As for what the rule being struck down might mean for laboratories and their staff, Mary Leigh Pirtle, member at Bass, Berry & Sims law firm, notes via email that the legal battle over this rule will be ongoing for some time. She says the appellate process will likely take several months, but “employers should be aware that the Fifth Circuit is viewed as a more favorable venue for opponents of the rule.”
In response to President-elect Trump’s recent announcement of Andrew Ferguson as the next FTC chair,12 Pirtle adds, “Commissioner Ferguson has previously expressed his opposition to the noncompete rule and on December 4 issued a dissenting statement in which he claimed the FTC ‘wildly exceeded’ its authority in issuing the rule. I expect with this change in leadership, the FTC will abandon the pending appeals. However, according to the docket activity, the FTC is moving forward with its appeal for now. The FTC filed a Record of Appeal on November 25, 2024, and it filed its appeal brief on January 2, 2025—before the administrative change.”
Pirtle’s advice: given where the ruling currently stands, employers should continue proactively protecting their legitimate business interests through employee arrangements such as noncompete agreements.

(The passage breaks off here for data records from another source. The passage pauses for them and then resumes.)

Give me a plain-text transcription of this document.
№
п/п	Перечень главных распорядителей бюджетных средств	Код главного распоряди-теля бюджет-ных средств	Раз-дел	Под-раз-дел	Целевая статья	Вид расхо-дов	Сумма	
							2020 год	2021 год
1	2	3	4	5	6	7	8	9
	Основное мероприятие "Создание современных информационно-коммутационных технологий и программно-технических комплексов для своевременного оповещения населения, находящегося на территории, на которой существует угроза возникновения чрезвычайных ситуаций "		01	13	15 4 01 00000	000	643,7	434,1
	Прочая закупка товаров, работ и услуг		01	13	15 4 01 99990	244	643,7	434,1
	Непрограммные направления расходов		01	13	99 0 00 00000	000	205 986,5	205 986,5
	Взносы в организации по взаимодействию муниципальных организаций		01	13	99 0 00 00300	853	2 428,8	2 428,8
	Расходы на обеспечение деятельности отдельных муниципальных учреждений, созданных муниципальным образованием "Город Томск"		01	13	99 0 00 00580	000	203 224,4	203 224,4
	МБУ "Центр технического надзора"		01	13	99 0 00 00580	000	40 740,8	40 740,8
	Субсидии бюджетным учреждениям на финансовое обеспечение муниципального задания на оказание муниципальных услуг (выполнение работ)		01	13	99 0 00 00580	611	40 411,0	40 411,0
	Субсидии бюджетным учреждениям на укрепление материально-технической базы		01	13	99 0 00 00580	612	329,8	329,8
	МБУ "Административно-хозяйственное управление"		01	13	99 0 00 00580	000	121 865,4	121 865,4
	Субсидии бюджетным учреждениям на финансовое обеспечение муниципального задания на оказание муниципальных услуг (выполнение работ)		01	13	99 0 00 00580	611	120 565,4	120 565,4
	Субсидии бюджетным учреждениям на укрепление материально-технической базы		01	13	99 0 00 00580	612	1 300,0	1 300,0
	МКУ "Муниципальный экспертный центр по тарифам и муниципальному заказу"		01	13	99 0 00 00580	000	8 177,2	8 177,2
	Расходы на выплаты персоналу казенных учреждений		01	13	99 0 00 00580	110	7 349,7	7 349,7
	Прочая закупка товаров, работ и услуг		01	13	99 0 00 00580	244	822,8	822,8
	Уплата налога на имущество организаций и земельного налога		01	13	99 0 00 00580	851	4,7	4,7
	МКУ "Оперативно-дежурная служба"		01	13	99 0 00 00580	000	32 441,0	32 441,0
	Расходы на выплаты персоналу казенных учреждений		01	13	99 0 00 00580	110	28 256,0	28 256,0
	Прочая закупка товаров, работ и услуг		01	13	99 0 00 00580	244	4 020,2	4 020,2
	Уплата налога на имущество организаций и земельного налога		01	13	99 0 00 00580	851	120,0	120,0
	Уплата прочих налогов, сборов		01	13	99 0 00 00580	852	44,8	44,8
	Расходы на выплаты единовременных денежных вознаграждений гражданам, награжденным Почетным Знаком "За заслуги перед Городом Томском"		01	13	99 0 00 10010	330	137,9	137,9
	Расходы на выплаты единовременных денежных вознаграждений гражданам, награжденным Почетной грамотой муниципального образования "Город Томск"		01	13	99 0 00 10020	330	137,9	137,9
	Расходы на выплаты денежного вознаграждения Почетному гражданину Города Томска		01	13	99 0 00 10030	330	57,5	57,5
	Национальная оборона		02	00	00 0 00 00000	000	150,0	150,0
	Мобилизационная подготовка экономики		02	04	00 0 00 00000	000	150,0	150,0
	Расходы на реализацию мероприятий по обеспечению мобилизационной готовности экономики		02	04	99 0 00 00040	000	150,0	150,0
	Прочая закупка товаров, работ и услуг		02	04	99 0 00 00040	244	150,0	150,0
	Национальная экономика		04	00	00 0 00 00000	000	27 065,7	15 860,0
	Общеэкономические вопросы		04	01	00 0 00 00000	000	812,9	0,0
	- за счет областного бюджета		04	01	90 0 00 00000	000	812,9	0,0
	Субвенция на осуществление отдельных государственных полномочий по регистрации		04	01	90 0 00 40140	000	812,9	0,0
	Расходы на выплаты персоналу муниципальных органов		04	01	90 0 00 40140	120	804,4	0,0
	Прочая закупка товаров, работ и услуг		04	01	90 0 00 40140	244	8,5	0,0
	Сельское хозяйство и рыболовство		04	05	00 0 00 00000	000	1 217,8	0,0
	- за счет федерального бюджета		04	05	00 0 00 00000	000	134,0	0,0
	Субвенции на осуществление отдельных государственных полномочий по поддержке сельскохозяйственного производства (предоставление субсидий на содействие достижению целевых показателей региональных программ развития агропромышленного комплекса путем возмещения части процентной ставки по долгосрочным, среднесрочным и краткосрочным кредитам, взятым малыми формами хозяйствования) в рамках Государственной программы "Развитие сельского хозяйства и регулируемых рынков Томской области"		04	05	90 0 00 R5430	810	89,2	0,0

She notes that, even without the FTC ban on these agreements, there are “a myriad of state laws which set forth strict limits on an employer’s ability to restrict post-employment competition, especially within the healthcare industry.” As a result, healthcare companies should carefully consider exactly what they need to protect and employ specific strategies narrowly aimed at guaranteeing those interests are protected. “For instance,” she elaborates, “a traditional noncompete [agreement] may not be necessary if the employer can achieve the same protections with a non-solicitation of customers and employees provision.”
Similarly, Pirtle explains that “employing the protection of a strict confidentiality provision and intellectual property laws may be sufficient to protect against unauthorized disclosure of proprietary information.” Essentially, she advises that there are other tools available to employers that are not subject to scrutiny under the FTC rule, regardless of what happens legally with the proposed noncompete ban. During this time of uncertainty on noncompete agreements, laboratory and other leaders in the healthcare space would do well to explore these other tools to ensure their business interests are protected.